Ce jeudi 28 avril 2017, la municipalité de Cambrai a accueilli à la salle de l'Hôtel de Ville près de 200 élèves des collèges de Cambrai et des alentours et leurs professeurs d'histoire-géographie dans le cadre d'un hommage aux victimes de la déportation.
Jeannette Rapopport, fille de Meyer Hubschman, a retracé le parcours de son père décédé en déportation au camp de Gusen en février 1945. Dans un dernier temps, la diffusion d'un enregistrement vidéo (réalisé en janvier 2016 au collège Fénelon à Cambrai) a rendu hommage à Oscar Marchant, rescapé du "Train de Loos" qui s'est éteint en janvier 2017. Les collégiens se sont montrés particulièrement attentifs... 

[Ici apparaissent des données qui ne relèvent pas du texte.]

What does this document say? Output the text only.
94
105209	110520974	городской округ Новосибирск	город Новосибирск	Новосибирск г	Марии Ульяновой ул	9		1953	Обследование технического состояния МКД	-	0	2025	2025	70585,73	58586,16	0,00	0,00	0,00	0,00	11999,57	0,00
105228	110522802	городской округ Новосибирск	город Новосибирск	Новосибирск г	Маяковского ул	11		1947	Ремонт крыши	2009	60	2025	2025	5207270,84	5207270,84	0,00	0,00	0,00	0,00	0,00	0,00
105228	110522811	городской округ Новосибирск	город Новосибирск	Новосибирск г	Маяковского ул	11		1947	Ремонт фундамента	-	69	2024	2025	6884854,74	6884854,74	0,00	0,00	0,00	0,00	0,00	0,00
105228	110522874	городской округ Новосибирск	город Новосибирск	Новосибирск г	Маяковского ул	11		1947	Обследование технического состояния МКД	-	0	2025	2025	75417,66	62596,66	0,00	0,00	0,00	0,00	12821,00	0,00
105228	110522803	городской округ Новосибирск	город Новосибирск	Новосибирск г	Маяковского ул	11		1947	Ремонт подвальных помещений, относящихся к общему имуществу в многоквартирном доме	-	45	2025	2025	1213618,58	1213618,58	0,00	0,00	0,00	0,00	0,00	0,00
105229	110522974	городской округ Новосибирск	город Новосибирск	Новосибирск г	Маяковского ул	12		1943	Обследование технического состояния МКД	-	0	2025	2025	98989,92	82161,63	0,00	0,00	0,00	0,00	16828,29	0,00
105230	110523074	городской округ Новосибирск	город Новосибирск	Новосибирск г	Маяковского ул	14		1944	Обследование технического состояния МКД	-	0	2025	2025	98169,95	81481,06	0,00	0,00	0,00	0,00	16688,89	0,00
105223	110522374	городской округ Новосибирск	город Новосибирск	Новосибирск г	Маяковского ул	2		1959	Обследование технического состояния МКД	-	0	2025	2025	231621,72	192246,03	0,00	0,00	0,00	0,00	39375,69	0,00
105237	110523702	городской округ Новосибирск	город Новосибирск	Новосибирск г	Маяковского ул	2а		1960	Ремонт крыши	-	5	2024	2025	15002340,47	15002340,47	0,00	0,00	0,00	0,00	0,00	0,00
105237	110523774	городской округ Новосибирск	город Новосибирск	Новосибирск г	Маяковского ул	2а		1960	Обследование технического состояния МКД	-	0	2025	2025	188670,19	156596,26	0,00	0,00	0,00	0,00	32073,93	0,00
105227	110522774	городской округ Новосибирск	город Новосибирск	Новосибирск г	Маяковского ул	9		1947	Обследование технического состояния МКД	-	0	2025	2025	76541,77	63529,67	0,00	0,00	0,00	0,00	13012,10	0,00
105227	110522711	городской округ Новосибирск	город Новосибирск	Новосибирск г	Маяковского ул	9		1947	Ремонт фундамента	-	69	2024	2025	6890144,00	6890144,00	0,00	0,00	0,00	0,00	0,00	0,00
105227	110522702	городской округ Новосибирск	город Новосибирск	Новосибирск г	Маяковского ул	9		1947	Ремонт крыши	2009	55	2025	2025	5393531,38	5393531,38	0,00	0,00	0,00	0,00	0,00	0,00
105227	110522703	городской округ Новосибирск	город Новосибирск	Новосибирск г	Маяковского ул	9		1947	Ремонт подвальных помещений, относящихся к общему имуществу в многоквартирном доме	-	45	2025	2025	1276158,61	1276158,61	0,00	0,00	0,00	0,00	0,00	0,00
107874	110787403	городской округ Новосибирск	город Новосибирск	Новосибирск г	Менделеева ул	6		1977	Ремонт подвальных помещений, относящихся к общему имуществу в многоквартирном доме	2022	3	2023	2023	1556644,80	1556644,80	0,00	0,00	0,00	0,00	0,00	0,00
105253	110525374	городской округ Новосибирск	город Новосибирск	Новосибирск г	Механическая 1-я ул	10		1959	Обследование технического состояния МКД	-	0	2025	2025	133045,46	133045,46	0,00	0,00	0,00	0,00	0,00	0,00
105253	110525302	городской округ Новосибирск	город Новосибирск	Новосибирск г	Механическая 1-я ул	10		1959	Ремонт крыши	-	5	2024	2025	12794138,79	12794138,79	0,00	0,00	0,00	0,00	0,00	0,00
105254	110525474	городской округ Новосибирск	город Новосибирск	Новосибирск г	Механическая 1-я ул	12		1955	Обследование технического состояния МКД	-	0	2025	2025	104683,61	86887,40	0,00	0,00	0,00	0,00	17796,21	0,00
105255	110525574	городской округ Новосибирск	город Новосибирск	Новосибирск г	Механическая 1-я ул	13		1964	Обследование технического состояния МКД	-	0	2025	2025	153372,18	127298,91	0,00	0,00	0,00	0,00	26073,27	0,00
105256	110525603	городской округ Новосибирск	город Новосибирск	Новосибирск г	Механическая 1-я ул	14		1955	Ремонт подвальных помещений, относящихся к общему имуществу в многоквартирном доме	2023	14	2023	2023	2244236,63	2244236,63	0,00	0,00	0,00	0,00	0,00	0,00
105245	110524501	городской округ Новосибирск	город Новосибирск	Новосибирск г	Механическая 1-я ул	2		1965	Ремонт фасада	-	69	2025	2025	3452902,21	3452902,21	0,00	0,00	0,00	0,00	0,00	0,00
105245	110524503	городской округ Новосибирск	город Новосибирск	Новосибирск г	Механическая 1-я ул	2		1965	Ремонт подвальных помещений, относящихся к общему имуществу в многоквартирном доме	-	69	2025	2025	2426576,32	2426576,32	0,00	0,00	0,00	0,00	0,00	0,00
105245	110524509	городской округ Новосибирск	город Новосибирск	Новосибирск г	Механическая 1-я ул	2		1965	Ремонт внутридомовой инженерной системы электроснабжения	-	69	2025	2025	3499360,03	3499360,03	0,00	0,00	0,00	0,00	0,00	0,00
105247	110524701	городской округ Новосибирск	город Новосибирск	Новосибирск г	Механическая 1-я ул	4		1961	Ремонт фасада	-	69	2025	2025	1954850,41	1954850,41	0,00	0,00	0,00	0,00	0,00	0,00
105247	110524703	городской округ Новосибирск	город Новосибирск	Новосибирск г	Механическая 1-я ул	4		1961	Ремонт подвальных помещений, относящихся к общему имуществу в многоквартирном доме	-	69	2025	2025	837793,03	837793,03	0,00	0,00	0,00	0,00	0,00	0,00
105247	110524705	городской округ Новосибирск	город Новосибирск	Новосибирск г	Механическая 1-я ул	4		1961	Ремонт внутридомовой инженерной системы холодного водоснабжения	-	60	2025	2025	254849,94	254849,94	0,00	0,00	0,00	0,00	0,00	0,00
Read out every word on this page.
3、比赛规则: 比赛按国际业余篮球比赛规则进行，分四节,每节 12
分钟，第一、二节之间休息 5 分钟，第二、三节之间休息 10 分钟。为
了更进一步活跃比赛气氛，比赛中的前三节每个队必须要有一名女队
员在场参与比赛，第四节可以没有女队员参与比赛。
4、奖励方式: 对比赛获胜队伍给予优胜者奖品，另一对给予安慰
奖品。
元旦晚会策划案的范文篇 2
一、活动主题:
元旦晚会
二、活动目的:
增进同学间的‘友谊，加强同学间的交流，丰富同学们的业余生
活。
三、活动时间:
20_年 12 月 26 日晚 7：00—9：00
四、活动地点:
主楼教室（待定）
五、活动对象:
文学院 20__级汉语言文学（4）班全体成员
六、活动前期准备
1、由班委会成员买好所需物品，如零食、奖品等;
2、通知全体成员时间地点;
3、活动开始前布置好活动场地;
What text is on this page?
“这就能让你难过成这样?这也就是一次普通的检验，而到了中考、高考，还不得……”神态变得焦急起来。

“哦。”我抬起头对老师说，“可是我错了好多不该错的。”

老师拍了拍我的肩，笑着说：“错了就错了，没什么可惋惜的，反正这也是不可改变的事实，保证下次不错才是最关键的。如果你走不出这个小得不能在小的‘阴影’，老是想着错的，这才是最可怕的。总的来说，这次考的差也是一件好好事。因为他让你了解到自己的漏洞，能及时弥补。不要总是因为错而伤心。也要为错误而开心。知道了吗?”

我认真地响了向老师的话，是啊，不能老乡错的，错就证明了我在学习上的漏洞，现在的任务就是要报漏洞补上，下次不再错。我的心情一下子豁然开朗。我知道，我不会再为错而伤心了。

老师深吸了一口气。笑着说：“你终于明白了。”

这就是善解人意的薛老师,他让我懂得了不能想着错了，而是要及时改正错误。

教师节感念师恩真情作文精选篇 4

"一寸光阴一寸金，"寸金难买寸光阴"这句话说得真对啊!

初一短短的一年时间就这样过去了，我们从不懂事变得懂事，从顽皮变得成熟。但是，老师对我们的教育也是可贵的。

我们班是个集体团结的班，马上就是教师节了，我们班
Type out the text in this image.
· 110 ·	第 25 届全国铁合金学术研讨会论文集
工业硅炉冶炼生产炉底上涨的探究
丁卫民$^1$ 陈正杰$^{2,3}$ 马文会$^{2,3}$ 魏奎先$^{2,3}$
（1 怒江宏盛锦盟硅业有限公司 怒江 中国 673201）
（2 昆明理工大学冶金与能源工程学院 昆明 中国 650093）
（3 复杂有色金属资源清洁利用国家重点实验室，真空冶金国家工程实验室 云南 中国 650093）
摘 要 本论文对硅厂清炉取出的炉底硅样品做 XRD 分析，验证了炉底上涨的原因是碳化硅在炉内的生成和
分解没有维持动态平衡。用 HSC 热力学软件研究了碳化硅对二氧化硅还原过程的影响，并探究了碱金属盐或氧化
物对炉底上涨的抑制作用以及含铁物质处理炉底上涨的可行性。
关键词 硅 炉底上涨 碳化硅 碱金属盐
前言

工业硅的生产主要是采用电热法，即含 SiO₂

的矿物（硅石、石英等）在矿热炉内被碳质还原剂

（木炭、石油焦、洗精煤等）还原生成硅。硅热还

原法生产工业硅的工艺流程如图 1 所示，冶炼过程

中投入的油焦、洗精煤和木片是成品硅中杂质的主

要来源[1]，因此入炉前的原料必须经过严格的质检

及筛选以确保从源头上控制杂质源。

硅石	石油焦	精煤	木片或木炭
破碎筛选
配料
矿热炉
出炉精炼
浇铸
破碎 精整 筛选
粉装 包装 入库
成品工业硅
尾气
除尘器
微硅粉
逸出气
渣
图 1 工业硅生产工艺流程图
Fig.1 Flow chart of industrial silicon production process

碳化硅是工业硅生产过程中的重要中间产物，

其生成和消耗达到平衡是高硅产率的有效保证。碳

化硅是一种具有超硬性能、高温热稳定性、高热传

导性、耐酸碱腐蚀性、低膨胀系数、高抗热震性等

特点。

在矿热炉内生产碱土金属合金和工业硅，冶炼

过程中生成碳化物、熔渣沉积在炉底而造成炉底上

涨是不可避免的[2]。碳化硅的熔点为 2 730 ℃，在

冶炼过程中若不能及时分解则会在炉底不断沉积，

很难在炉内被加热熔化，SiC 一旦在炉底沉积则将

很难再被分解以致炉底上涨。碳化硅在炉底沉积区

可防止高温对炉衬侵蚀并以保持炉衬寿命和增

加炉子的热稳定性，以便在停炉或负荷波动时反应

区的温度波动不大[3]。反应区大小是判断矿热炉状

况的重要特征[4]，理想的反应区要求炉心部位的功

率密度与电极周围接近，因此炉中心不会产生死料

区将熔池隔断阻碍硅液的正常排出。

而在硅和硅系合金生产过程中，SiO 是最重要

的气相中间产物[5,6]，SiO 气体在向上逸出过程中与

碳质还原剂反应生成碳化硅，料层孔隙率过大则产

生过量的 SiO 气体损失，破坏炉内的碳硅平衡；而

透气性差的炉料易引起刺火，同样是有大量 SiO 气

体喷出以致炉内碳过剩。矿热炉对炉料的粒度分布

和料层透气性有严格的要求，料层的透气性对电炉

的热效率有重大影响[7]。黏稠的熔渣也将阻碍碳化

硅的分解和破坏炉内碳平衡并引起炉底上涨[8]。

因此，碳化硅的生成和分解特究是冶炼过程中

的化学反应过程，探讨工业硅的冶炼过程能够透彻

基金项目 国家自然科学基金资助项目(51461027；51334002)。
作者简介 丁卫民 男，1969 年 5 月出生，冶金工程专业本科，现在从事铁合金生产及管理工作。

Jeannette Rapopport, fille de Meyer Hubschman, était âgée de 2 ans au moment de la déclaration de guerre en septembre 1939. Photographie : Mickaël Roussel.

L'histoire de Meyer Hubschman
Meyer Hubschman a été déporté parce qu'il est né Juif. Il n'a pas échappé tout d'abord aux lois anti-juives promulguées sous le régime de Vichy : obligation du recensement, aryanisation des biens juifs... "Mon père, marchand forrain, a vu toutes ses marchandises confisquées" raconte Jeannette Rapopport.
Dépouillés de tout, les Juifs se doivent de porter l'étoile jaune à partir du 1er juillet 1942. Ce que refuse Meyer Hubschman.... Une notification datée de décembre 1942 l'oblige à quitter l'agglomération de Dunkerque. Avec son épouse et sa fille, il trouve protection et solidarité à Cambrai auprès de la famille Puche. Mais un jour de juin 1944, un SS appréhende Meyer et Jeannette. La fille parvient à se sauver...
Le 17 août 1944, le dernier convoi de déportés juifs quitte Drancy (banlieue nord de Paris). A son bord, Meyer Hubschman... "Mon père a survécu à l'enfer d'Auschwitz pendant plus de cinq mois." Mais pas à celui de Gusen (camp auxiliaire de Mauthausen en Autriche) où décède Meyer 9 jours après son arrivée. Une stèle à Cambrai, érigée en avril 2013, perpétue la mémoire de Meyer Hubschman, et de tous les déportés et victimes de l’Holocauste nazi. Pour ne jamais oublier...

Stèle et plaque à la mémoire de Meyer Hubschman, de tous les déportés et victimes de l'Holocauste nazi (Cambrai, place de la République). Photographie : Mickaël Roussel.

Oscar Marchant, In Memoriam
Oscar Marchant voit le jour le 6 septembre 1923 à Haussy. Sous l'Occupation, il rejoint la Résistance au sein des FTP. Dans la nuit du 31 juillet au 1er août 1944, Oscar et ses compagnons sont pris "les armes à la main" près du champ d'aviation de Niergnies. "Deux de mes camarades sont tués sur le coup." 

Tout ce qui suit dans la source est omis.